In the UK, LGPS funds seeking to invest in venture capital also face additional pressures as they prepare to meet the government’s pooling requirements.
“Engaging and getting people’s attention has been much more work because pension funds have just had less time. They’ve been asked to do so many other things in such a short space of time,” she explained.
Despite these headwinds, she said the successful first close demonstrates continued appetite for climate solutions, and that a supportive policy environment and the UK government’s focus on tackling net zero emissions would have helped shore up investor confidence.

It’s fantastic to see local government pension schemes leading the way. Their commitments show real leadership in aligning with the Mansion House ambitions while backing UK innovation
Beverley Gower-Jones, Clean Growth Fund
Gower-Jones predicts that with the question of pooling consolidation soon to be settled, investors might find more time to address their strategic asset allocation.
“There is this ticking time clock of the March 2026 pooling deadline but there are quite a few LGPS funds and other investors out there who still have a strategic asset allocation for this year but it seems to have been delayed because of the focus on pooling, once pools have made their decision by September, will there be a greater focus of delivering on their strategic asset allocation for the year?”
Portfolio companies
The new fund builds on the Clean Growth Fund’s first investment vehicle, launched in 2020 with commitments from seven institutions. That fund has backed 19 climate tech start-ups, including: Sunswap a developer of zero-emission transport refrigeration units, with a £6m+ order book supplying clients such as DFDS and Tesco.
It has also invested in Rendesco, a provider of low-carbon ground-source heat networks, with over 400 completed projects, a £100m pipeline, and 80% revenue growth in the past year.

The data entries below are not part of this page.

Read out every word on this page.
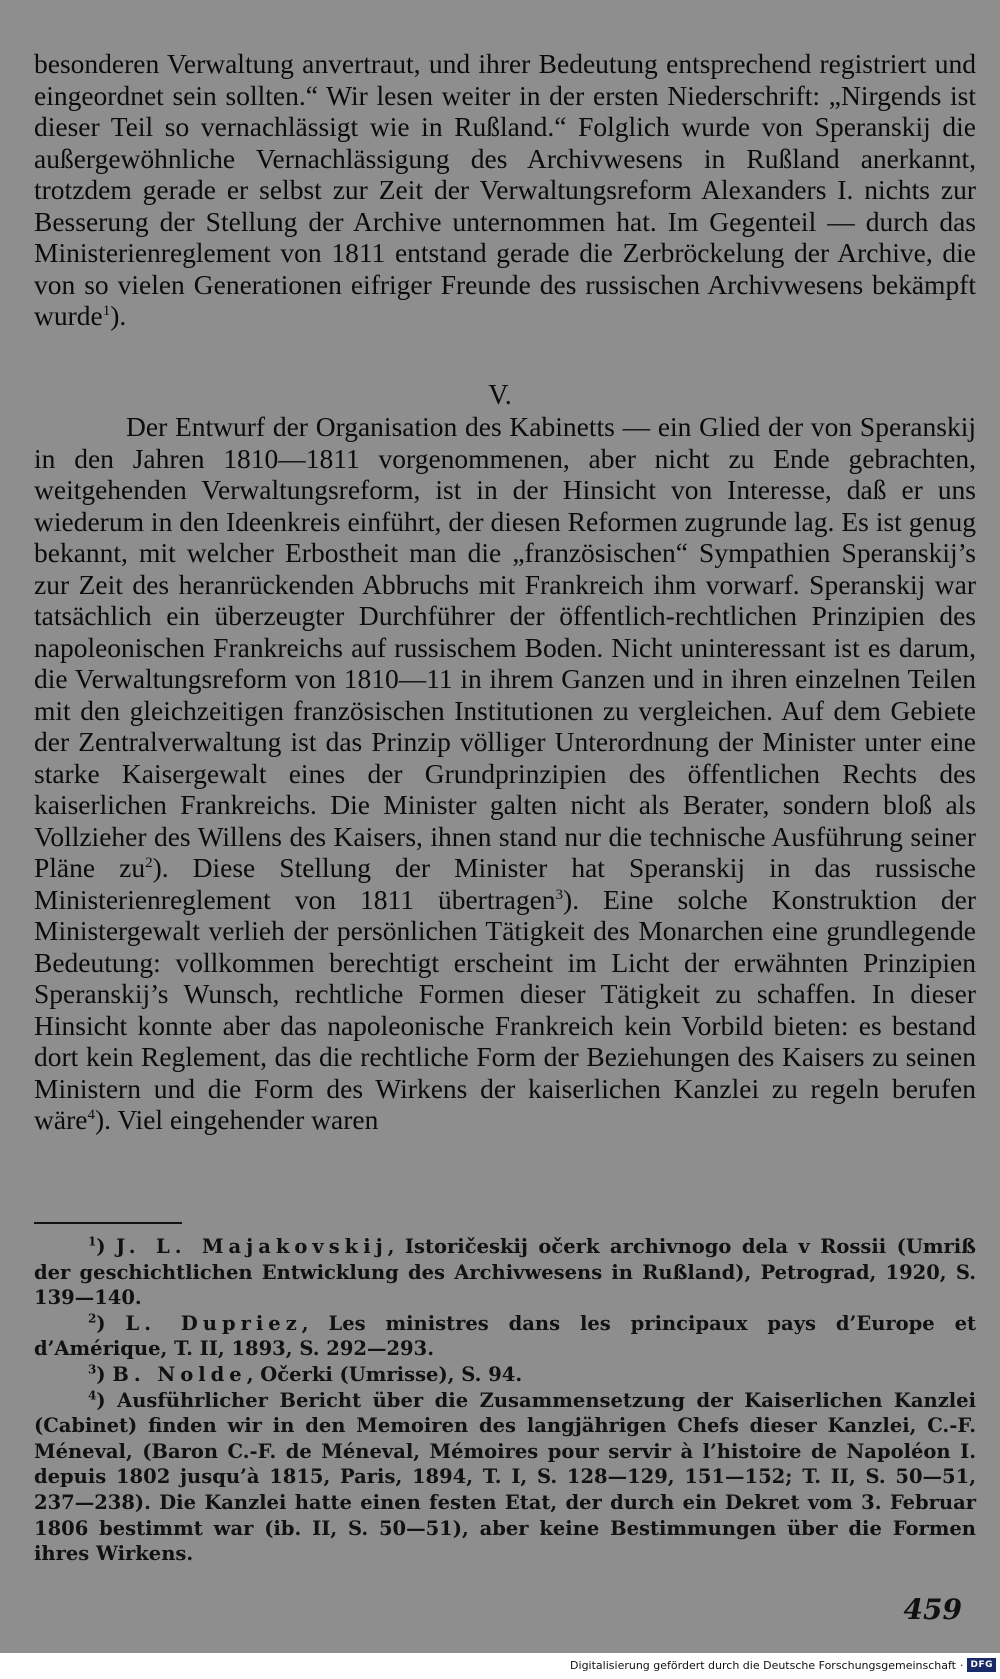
besonderen Verwaltung anvertraut, und ihrer Bedeutung entsprechend registriert und eingeordnet sein sollten.“ Wir lesen weiter in der ersten Niederschrift: „Nirgends ist dieser Teil so vernachlässigt wie in Rußland.“ Folglich wurde von Speranskij die außergewöhnliche Vernachlässigung des Archivwesens in Rußland anerkannt, trotzdem gerade er selbst zur Zeit der Verwaltungsreform Alexanders I. nichts zur Besserung der Stellung der Archive unternommen hat. Im Gegenteil — durch das Ministerienreglement von 1811 entstand gerade die Zerbröckelung der Archive, die von so vielen Generationen eifriger Freunde des russischen Archivwesens bekämpft wurde$^1$).

V.

Der Entwurf der Organisation des Kabinetts — ein Glied der von Speranskij in den Jahren 1810—1811 vorgenommenen, aber nicht zu Ende gebrachten, weitgehenden Verwaltungsreform, ist in der Hinsicht von Interesse, daß er uns wiederum in den Ideenkreis einführt, der diesen Reformen zugrunde lag. Es ist genug bekannt, mit welcher Erbostheit man die „französischen“ Sympathien Speranskij’s zur Zeit des heranrückenden Abbruchs mit Frankreich ihm vorwarf. Speranskij war tatsächlich ein überzeugter Durchführer der öffentlich-rechtlichen Prinzipien des napoleonischen Frankreichs auf russischem Boden. Nicht uninteressant ist es darum, die Verwaltungsreform von 1810—11 in ihrem Ganzen und in ihren einzelnen Teilen mit den gleichzeitigen französischen Institutionen zu vergleichen. Auf dem Gebiete der Zentralverwaltung ist das Prinzip völliger Unterordnung der Minister unter eine starke Kaisergewalt eines der Grundprinzipien des öffentlichen Rechts des kaiserlichen Frankreichs. Die Minister galten nicht als Berater, sondern bloß als Vollzieher des Willens des Kaisers, ihnen stand nur die technische Ausführung seiner Pläne $zu^2$). Diese Stellung der Minister hat Speranskij in das russische Ministerienreglement von 1811 übertragen$^3$). Eine solche Konstruktion der Ministergewalt verlieh der persönlichen Tätigkeit des Monarchen eine grundlegende Bedeutung: vollkommen berechtigt erscheint im Licht der erwähnten Prinzipien Speranskij’s Wunsch, rechtliche Formen dieser Tätigkeit zu schaffen. In dieser Hinsicht konnte aber das napoleonische Frankreich kein Vorbild bieten: es bestand dort kein Reglement, das die rechtliche Form der Beziehungen des Kaisers zu seinen Ministern und die Form des Wirkens der kaiserlichen Kanzlei zu regeln berufen wäre$^4$). Viel eingehender waren

$^1$) J. L. Majakovskij, Istoričeskij očerk archivnogo dela v Rossii (Umriß der geschichtlichen Entwicklung des Archivwesens in Rußland), Petrograd, 1920, S. 139—140.

$^2$) L. Dupriez, Les ministres dans les principaux pays d’Europe et d’Amérique, T. II, 1893, S. 292—293.

$^3$) B. Nolde, Očerki (Umrisse), S. 94.

$^4$) Ausführlicher Bericht über die Zusammensetzung der Kaiserlichen Kanzlei (Cabinet) finden wir in den Memoiren des langjährigen Chefs dieser Kanzlei, C.-F. Méneval, (Baron C.-F. de Méneval, Mémoires pour servir à l’histoire de Napoléon I. depuis 1802 jusqu’à 1815, Paris, 1894, T. I, S. 128—129, 151—152; T. II, S. 50—51, 237—238). Die Kanzlei hatte einen festen Etat, der durch ein Dekret vom 3. Februar 1806 bestimmt war (ib. II, S. 50—51), aber keine Bestimmungen über die Formen ihres Wirkens.

459
Digitalisierung gefördert durch die Deutsche Forschungsgemeinschaft · DFG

Another company backed by the fund is Above, which specialises solar technology using robotics, AI and computer vision to enhance plant performance, the company reports revenue growth of 50% CAGR since 2021.
Fund II will continue this strategy, investing in UK-based early-stage companies with initial cheques ranging from £500k to £5m. It will target innovations across six core areas: power and energy systems, transport, industrial decarbonisation, buildings, agrifood and land use, and the circular economy and waste management.